Zack Polanski is no stranger to magical thinking. Back in 2013, long before he became leader of the Green party, he claimed that hypnosis could increase breast cup size. He later apologised, admitting he had failed to recognise “that issues of misogyny and women’s body confidence exist in society”. But that magical thinking — the feeling that the world can be reshaped if you only say the right words — has lingered. In him. And through his Party.
Polanski insists his party is inclusive. Only the other week he declared it a “broad church”— though he did add, with a telling caveat, that “even churches have walls”. He might have thought he was being artful, but the soundbite was revealing. There’s a darker story currently playing out within the Green church: there are views that are tolerated, and views that aren’t. Indeed, over the past five years, the Greens have built walls high enough to shut out dozens of their own members — many of them women — whose only crime was to hold gender-critical views.

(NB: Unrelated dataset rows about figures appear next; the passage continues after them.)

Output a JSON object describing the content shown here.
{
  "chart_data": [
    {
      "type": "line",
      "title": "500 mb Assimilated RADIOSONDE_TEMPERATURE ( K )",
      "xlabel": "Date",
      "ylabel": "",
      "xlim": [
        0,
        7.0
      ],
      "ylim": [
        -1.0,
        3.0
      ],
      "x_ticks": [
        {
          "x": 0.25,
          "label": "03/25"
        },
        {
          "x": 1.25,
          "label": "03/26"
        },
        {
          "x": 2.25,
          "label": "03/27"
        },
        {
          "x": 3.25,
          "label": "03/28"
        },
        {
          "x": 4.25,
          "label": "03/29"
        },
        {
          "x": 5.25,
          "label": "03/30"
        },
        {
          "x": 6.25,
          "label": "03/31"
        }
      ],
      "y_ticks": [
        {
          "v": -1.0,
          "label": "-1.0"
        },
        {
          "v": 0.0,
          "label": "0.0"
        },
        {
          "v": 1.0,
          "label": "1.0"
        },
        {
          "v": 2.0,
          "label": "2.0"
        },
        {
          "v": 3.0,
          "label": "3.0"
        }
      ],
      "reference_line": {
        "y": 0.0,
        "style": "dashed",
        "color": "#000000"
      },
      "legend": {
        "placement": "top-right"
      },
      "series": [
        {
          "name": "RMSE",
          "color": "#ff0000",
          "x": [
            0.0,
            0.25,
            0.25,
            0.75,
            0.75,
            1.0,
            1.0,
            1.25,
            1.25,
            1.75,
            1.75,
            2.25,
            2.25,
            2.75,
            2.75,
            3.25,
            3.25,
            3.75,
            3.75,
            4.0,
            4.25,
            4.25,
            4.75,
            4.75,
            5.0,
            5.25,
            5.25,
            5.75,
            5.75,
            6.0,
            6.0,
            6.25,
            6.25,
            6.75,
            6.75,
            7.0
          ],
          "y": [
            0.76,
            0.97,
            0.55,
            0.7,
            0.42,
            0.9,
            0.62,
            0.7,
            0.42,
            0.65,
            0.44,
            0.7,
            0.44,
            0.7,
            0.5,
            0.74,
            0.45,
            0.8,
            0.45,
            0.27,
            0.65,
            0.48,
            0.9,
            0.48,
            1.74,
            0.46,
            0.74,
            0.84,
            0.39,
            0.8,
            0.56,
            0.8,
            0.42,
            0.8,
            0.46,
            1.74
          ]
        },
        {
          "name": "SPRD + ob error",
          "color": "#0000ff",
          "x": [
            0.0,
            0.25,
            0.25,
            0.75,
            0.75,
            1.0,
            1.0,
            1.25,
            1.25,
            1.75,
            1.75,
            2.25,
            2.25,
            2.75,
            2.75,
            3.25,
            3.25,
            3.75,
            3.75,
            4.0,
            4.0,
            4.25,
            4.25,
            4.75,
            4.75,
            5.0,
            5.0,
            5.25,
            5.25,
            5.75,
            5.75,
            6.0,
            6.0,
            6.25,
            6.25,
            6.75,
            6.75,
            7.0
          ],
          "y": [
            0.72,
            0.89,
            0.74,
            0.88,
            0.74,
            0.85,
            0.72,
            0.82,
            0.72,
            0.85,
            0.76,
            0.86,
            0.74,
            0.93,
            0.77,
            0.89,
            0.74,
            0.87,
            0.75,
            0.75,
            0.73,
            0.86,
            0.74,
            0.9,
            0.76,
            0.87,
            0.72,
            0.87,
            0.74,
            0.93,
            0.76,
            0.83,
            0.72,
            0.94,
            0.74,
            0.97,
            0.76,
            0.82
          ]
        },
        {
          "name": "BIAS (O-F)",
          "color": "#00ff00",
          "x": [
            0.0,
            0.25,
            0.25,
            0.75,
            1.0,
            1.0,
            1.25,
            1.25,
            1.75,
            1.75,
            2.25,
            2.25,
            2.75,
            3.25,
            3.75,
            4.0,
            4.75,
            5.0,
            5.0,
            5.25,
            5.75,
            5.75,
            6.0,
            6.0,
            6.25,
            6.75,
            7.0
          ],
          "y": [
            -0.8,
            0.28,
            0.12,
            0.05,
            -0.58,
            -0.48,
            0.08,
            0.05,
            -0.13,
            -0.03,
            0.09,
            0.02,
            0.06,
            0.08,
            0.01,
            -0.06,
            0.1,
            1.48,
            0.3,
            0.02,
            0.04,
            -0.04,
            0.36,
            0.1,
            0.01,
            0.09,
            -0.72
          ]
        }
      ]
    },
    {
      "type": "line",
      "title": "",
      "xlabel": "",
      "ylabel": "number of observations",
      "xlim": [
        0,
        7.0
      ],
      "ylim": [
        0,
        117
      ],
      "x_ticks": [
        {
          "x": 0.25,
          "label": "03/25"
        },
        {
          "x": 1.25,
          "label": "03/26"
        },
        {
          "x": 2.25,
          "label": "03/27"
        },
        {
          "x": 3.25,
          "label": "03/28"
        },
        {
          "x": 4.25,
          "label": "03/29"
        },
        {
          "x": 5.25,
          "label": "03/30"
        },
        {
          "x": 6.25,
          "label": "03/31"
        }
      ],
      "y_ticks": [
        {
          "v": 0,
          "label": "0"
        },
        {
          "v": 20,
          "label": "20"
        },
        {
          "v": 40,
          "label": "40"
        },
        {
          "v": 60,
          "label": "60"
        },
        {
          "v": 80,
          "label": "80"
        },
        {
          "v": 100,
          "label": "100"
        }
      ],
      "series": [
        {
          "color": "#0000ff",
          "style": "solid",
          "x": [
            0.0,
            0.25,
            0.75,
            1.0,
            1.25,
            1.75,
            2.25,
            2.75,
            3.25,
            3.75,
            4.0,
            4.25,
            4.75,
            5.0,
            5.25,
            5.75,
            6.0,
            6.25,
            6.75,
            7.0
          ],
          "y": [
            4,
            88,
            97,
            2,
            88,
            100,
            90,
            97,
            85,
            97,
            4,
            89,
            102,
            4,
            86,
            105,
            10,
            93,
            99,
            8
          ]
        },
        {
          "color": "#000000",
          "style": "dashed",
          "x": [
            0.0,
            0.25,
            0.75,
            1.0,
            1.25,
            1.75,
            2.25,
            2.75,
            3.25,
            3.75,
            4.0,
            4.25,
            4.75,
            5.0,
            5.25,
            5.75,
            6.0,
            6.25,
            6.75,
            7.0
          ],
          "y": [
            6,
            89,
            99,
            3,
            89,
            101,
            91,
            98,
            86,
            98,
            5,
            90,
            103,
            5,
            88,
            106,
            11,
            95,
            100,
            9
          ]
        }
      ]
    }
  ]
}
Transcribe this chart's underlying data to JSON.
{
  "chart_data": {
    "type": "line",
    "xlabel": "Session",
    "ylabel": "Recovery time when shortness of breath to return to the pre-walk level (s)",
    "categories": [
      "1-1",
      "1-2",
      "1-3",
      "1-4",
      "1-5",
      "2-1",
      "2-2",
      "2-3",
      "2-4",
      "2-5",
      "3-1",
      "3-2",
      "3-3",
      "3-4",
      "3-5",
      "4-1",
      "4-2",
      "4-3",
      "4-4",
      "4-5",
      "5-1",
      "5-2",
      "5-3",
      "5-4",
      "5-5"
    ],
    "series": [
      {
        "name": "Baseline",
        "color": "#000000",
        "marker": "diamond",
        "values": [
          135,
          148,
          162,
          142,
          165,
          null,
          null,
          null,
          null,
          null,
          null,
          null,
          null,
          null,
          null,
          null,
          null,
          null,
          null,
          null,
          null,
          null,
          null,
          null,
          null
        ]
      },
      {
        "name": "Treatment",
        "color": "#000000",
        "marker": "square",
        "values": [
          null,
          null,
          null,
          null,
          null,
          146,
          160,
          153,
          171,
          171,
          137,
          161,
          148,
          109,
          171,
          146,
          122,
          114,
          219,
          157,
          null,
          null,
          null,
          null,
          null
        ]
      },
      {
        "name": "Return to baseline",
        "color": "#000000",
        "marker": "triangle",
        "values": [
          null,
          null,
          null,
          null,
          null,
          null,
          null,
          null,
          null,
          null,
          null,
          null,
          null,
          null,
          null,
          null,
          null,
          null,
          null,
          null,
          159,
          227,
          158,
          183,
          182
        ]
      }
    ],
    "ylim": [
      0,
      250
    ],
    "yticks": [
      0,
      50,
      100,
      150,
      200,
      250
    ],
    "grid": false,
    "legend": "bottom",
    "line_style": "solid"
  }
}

This week, Polanski is trumpeting a triumphant conference: “It’s exceeded my expectations,” he said, counting all his new members. Presumably, though, this doesn’t include those his party has cancelled, including the women’s rights group Green Women’s Declaration (GWD) who were turned away at the door. Their booking for a conference stall was cancelled, something that has been described as undemocratic and discriminatory — as well as being anti-women. But little of this makes it into the public realm.
My investigation tells the story of those people: the women who joined the Greens to fight for a “fairer greener future”, only to find themselves denounced, gagged and expelled. I have discovered an atmosphere of intimidation where safeguarding failures are ignored and political heresies are punished.
What emerges from it all is a portrait of a party in the grip of magical thinking. The Green Party still claims to be the radical conscience of British politics. But for many of those it has expelled, the truth is far more troubling.